Loki's fine if you are very cost sensitive and are comfortable with Prometheus, but it's not really a replacement for a text-search database like Elasticsearch. It also scales about the same, both being horizontally scalable (I'm not sure what Loki's sharding strategy is). Our ELK stack runs on 3 2cpu/8gb ram nodes totaling about $160 a month and can handle 50+ million of records or so (I haven't ran it to its absolute limit). This is a comfortable price to performance ratio for us and I imagine many other companies.
I think people that have issues scaling any modern distributed data stack are because a) Don't have experts or b) Bad practices/stretching the use case. I worked on a project once where the ES cluster performance was degrading because they kept increasing the number of fields. At some point, they had more than 5k for a single document schema even though ES docs mention going over the limit (1k) is not a good idea. I mean if any of these big tech companies can manage clusters of hundreds of nodes for any of these data stacks I'm sure your scaling issues aren't because of the tool.

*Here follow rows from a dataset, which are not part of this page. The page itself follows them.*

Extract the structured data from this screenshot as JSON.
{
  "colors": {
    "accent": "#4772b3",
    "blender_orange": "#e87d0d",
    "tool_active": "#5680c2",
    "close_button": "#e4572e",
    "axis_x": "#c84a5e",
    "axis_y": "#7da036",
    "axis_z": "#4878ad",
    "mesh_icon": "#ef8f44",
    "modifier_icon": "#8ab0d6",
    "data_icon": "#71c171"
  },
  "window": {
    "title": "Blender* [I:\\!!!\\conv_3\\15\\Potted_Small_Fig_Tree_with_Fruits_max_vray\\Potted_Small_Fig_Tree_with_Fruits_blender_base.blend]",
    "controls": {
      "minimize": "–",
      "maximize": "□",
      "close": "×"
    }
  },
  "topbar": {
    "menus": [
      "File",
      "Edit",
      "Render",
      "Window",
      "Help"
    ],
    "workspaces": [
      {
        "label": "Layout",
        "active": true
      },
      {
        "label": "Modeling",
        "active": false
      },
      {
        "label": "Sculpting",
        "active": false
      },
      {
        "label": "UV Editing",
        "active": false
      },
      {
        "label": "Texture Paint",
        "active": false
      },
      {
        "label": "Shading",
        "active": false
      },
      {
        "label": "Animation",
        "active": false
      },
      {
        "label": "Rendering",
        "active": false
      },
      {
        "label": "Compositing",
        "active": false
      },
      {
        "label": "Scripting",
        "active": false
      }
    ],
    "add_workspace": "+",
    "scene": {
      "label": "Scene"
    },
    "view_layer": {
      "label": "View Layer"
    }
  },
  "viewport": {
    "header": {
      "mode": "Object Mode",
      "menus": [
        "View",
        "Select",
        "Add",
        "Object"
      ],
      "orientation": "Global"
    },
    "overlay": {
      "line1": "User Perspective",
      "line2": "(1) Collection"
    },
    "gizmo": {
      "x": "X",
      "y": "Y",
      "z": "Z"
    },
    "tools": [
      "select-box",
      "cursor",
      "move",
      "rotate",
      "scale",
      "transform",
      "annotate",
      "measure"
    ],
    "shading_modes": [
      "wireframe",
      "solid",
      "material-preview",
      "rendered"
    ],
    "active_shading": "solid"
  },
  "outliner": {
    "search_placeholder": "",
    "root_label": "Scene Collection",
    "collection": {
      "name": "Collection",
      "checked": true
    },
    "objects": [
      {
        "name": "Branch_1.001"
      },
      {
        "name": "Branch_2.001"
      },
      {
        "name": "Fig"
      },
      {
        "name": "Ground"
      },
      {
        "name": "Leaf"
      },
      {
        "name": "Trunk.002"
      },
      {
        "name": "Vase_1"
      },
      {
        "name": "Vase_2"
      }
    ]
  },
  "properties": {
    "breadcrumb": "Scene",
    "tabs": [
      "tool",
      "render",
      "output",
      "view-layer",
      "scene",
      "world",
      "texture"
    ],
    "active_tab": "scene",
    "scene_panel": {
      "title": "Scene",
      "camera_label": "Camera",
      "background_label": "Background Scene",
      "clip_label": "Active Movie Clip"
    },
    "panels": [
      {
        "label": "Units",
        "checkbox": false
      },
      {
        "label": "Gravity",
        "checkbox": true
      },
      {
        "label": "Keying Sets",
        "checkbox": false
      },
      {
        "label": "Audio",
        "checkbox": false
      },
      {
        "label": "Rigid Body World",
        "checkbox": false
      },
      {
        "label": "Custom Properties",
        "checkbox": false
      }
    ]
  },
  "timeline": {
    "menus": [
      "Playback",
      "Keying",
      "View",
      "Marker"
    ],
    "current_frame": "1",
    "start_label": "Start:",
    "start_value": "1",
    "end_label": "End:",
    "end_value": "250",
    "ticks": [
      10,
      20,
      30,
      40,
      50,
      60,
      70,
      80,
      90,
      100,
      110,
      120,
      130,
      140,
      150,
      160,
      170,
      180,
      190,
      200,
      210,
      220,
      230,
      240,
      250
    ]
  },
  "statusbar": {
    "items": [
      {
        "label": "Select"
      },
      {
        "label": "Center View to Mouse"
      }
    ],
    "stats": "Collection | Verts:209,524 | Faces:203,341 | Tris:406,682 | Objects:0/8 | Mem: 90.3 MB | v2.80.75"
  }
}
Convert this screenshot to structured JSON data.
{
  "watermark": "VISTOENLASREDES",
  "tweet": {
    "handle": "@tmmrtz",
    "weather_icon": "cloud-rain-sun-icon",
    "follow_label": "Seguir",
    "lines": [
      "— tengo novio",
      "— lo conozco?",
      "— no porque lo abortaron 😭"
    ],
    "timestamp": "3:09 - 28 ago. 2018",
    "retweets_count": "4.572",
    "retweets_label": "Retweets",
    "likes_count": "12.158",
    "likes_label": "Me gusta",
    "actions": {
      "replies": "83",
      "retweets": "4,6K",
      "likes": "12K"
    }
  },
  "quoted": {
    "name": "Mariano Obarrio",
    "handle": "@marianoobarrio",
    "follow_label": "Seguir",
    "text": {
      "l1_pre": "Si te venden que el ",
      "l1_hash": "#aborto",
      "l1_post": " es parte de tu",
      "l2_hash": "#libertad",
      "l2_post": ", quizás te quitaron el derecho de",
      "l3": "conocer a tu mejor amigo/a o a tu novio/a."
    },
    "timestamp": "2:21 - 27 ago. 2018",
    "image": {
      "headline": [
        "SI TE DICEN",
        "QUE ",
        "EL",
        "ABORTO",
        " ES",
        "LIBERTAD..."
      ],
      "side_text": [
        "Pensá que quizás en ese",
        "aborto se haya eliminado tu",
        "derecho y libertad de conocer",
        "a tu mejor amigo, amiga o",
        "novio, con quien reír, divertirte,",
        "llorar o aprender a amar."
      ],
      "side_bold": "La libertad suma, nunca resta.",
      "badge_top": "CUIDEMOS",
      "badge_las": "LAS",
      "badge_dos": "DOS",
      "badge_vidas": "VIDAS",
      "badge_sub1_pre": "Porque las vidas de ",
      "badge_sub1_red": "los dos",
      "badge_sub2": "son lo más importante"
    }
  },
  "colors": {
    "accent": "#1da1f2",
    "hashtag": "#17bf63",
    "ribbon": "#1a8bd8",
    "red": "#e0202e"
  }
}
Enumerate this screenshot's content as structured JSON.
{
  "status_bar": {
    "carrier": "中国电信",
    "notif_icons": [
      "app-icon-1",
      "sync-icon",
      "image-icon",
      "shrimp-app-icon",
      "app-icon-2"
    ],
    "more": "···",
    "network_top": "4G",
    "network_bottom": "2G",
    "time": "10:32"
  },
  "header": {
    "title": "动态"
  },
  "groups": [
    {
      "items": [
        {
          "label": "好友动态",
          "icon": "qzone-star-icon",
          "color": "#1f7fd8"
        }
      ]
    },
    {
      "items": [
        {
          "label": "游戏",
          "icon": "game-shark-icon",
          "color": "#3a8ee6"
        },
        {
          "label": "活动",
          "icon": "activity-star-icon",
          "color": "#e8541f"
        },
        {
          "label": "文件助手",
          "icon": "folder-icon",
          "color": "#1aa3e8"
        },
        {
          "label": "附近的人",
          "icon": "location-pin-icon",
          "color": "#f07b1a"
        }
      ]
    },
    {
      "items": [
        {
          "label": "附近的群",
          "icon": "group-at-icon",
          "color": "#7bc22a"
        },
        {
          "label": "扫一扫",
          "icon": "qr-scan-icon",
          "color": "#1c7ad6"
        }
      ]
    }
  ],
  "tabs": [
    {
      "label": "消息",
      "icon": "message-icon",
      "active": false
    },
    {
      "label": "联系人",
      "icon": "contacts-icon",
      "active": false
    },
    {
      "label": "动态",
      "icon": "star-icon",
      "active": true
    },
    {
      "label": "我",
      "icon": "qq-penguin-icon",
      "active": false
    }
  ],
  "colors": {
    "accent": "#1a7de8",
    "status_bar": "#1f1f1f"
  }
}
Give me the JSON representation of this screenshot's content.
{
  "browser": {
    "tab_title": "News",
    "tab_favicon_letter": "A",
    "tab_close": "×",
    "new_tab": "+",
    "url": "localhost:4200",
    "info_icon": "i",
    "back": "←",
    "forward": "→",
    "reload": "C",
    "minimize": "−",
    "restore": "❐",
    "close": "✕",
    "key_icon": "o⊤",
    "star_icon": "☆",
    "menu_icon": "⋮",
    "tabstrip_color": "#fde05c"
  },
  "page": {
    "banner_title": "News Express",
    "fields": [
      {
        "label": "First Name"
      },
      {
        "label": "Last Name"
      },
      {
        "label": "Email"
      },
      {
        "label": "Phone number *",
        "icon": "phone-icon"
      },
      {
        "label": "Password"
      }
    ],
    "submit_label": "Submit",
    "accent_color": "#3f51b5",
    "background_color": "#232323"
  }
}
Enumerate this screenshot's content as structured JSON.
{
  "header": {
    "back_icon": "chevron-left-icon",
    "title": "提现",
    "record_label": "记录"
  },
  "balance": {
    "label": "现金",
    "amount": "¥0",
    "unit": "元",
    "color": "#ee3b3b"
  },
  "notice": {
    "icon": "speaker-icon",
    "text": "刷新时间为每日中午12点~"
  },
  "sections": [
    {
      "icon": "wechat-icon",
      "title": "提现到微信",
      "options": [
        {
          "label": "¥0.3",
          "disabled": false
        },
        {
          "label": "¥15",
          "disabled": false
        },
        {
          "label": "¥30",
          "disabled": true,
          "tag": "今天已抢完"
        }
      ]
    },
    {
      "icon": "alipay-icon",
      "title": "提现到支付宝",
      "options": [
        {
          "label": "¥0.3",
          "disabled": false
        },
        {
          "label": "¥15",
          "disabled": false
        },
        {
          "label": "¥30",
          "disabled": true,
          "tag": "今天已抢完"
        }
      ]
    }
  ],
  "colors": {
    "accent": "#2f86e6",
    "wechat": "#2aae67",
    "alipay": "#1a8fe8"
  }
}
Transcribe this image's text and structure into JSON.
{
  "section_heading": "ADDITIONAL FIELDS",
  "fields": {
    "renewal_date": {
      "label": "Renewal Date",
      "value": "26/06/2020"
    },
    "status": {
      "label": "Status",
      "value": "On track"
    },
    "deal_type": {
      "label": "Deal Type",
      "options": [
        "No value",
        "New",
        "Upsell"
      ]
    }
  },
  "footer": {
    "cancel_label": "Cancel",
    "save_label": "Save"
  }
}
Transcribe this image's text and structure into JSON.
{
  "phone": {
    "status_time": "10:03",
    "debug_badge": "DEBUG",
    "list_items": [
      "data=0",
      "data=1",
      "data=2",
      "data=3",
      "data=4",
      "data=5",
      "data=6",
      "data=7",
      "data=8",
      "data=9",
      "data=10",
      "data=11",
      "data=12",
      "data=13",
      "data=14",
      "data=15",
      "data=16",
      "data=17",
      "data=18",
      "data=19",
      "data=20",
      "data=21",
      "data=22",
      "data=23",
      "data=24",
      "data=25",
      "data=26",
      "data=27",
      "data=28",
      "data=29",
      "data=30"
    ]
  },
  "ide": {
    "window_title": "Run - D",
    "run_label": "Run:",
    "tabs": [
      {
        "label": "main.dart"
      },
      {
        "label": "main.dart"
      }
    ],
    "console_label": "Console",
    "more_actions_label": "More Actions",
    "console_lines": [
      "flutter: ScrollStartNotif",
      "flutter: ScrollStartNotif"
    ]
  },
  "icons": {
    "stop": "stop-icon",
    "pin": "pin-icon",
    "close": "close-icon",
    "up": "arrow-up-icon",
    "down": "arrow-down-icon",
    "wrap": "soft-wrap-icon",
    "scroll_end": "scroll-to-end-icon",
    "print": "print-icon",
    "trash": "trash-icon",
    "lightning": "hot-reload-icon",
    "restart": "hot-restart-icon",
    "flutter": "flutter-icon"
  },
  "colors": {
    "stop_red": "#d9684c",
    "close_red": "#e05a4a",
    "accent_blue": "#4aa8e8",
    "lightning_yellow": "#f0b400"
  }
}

Easy/hard is depending on the experience of the user. Someone with a lot of experience with Elasticsearch will have a easy time scaling Elasticsearch and hard time scaling Kafka, and vice-versa.
Better to compare how complex they are to scale in terms of actions required.
Agree that both are expensive to scale on multiple node. But keep in mind, you can use it with a single node (like others do with a database like mysql).
Just don't go multiple node if not needed by the project. But when you will need to, with Kestra you can go multiple node and scale.
… but your core dependencies are a Kafka cluster and an elastic search cluster which are both a pain in the ass to scale; so really, could you run this seriously without a really expensive hosted cloud instance of both of those?
This kind of wording:
> Since the application is a Kafka Stream, the application can be scale infinitely
Is a major turn off to me.
Kafka cannot scale infinitely. Nothing can. In fact, Kafka can be a pain in the ass to scale.
In makes me question some of the other commentary on the project.